Press Releases

City Bar Urges Governor to Support Full Funding of Indigent Defense Services throughout New York State

New York, August 2, 2016 – In a letter to New York Governor Andrew M. Cuomo, the New York City Bar Association strongly urges the Governor to sign bill A.10706/S.8114 into law to provide for the full funding of indigent defense services in New York.  

Signed by John S. Kiernan, the City Bar’s President, and John F. Savarese, Chair of the City Bar’s Task Force on Mass Incarceration, the letter notes that “with more than 2.3 million people behind bars, the United States has the highest incarceration rate in the world” and that the first and most basic step to reducing incarceration statewide is ensuring that “all indigent defendants accused of crimes in New York are provided meaningful and effective legal representation.”

The problem in New York, according to the letter, lies in the inadequate administration of the right to counsel in criminal proceedings, which is guaranteed by the U.S. Constitution, the New York Constitution, and state law. More than 50 years ago, in Gideon v. Wainwright, the Supreme Court held that states are required to appoint counsel to any person charged with a crime but too poor to hire a lawyer. In New York, the state Constitution requires that the right to counsel be the right to meaningful and effective counsel. But two years after Gideon, New York enacted County Law 18-B, making its counties responsible for administering the right to counsel. “Unfortunately,” the letter states, “the resulting patchwork of indigent defense services in New York’s 62 counties has failed to guarantee the constitutional rights due to criminal defendants and, therefore, is insufficient to satisfy the constitutional obligations placed upon the State of New York.”

Citing findings by the Kaye Commission—convened in 2004 by the late Judith S. Kaye, former Chief Justice of the New York Court of Appeals, to examine the effectiveness of statewide indigent criminal defense services—the letter states that the system in New York has led to severe underfunding which has resulted in:

  1. An insufficient number of attorneys to cover arraignments;
  2. Caseloads so excessive that public defense attorneys have little to no contact with their clients and spend almost no time investigating their clients’ cases;
  3. Inadequate training of public defense attorneys; and
  4. Inadequate support services for public defense attorneys.

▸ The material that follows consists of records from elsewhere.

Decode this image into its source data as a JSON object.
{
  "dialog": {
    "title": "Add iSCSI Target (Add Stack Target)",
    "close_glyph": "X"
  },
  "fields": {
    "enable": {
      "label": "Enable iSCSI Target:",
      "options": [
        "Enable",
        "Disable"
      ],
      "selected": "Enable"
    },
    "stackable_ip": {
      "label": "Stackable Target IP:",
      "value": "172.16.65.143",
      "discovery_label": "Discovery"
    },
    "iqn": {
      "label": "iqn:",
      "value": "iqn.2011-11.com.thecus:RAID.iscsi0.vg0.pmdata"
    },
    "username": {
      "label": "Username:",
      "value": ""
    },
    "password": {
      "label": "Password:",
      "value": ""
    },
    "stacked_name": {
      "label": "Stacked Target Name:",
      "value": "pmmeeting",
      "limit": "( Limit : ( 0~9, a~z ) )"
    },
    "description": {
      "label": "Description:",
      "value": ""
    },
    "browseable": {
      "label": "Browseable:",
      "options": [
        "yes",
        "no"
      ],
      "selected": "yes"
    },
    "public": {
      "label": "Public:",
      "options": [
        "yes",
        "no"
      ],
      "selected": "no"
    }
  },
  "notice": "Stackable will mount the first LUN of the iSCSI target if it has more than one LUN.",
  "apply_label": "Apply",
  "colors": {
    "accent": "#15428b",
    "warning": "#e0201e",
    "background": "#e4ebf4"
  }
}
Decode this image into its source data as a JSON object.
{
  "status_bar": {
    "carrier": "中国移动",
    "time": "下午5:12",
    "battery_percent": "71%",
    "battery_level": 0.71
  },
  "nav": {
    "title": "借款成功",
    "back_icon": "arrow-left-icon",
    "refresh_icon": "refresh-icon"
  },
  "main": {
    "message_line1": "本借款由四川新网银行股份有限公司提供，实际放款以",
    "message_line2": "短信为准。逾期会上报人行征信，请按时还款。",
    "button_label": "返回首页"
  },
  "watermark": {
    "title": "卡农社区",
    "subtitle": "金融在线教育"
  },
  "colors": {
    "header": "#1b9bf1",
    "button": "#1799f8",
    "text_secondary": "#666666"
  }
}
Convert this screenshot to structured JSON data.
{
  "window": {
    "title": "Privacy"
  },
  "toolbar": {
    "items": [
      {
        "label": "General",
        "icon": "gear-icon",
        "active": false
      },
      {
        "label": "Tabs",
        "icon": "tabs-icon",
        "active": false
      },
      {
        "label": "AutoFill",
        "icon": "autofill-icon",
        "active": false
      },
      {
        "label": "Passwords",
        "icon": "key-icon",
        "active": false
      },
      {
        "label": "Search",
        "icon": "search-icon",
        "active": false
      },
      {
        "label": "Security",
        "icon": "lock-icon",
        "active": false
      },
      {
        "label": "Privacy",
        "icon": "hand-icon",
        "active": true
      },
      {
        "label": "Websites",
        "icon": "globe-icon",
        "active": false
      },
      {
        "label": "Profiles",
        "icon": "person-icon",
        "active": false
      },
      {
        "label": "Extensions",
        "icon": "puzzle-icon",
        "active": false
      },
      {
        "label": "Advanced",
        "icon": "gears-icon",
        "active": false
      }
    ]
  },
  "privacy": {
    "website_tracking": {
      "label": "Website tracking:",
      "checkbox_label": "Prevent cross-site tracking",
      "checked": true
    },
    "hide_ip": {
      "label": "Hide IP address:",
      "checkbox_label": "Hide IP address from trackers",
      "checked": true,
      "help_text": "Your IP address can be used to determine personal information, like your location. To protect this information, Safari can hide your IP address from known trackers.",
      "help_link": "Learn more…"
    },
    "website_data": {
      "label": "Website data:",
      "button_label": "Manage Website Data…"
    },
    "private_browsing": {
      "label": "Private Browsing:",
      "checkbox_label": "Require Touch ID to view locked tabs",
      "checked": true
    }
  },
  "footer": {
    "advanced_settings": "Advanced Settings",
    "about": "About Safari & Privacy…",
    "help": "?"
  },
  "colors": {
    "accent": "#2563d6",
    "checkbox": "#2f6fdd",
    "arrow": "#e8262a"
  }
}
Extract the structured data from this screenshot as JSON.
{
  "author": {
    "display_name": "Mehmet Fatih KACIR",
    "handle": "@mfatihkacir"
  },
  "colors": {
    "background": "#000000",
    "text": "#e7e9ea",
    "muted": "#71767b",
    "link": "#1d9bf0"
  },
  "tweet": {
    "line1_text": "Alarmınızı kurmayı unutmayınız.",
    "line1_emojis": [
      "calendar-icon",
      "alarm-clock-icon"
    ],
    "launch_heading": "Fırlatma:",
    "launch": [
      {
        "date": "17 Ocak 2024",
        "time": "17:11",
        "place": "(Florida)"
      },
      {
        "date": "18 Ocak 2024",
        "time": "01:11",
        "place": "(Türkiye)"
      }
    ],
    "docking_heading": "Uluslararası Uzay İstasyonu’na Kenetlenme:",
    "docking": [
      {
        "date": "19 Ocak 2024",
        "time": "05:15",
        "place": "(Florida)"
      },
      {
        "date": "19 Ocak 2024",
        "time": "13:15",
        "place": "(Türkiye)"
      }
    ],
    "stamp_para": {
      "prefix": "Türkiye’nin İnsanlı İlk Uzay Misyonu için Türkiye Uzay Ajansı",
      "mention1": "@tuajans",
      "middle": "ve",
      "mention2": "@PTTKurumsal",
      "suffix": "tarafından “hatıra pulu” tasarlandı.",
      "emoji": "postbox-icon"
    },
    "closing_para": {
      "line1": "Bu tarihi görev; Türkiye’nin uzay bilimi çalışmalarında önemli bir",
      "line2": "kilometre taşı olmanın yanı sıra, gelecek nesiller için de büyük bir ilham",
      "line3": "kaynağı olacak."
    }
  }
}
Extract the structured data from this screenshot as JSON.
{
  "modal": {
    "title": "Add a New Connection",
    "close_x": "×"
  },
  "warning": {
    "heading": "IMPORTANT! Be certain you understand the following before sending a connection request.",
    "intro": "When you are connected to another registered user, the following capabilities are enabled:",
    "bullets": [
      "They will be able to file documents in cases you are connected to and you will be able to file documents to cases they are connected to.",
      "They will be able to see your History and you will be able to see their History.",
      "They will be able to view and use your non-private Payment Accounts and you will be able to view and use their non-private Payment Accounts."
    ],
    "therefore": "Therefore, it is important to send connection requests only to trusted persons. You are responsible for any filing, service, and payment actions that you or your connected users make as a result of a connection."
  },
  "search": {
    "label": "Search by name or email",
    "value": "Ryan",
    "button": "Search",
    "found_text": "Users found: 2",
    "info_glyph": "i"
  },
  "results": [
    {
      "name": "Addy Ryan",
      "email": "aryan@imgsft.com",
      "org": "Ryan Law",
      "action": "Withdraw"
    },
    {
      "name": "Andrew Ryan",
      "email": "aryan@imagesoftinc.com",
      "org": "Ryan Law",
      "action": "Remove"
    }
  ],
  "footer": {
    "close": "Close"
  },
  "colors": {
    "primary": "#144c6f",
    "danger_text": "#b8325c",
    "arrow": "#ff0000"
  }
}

The Kaye Commission further found that there were no statewide standards to ensure quality public defense services, resulting in substandard practices in some areas and concluded that “New York’s current fragmented system of county-operated and largely county-financed indigent defense services fails to satisfy the state’s constitutional and statutory obligations to protect the rights of the indigent accused.” It recommended that the New York Legislature, not the counties, provide “adequate funding of indigent criminal defense.” The findings of the Kaye Commission were confirmed by the 2014 settlement of Hurrell-Harring v. State of New York, which required that adequate criminal defense funding and quality standards be provided to five underfunded counties. 

A.10706/S.8114 would address the issues raised by the Kaye Commission and Hurrell by requiring the State to reimburse every county the full amount of its expenditures for providing indigent defense services. It would also require statewide standards and regulations that ensure every person has an attorney at arraignment, that regulate the caseloads of public defense attorneys so as to allow for meaningful and effective representation, and that improve the overall quality of court-appointed representation.

The City Bar recognizes that reducing incarceration in New York requires a multifaceted and multi-year effort. Signing A.10706/S.8114 into law following the unanimous passage of the legislation in both houses of the Legislature would “send the message to New Yorkers, and to the country, that New York State is committed to a fair criminal justice system where a person’s right to meaningful and effective counsel does not depend on his or her location within the State.  In contrast to the “disparate, inequitable, and ineffective system” the Kaye Commission observed, this bill has potential to transform New York’s public defense system into one that is fair, just, and effective. ”

The letter can be read here:

About the Association

The New York City Bar Association, since its founding in 1870, has been dedicated to maintaining the high ethical standards of the legal profession, promoting reform of the law and access to justice, and providing service to the profession and the public. The Association, through its 24,000 members, continues to work for political, legal and social reform, while implementing innovative means to help the disadvantaged. Protecting the public’s welfare remains one of the Association’s highest priorities.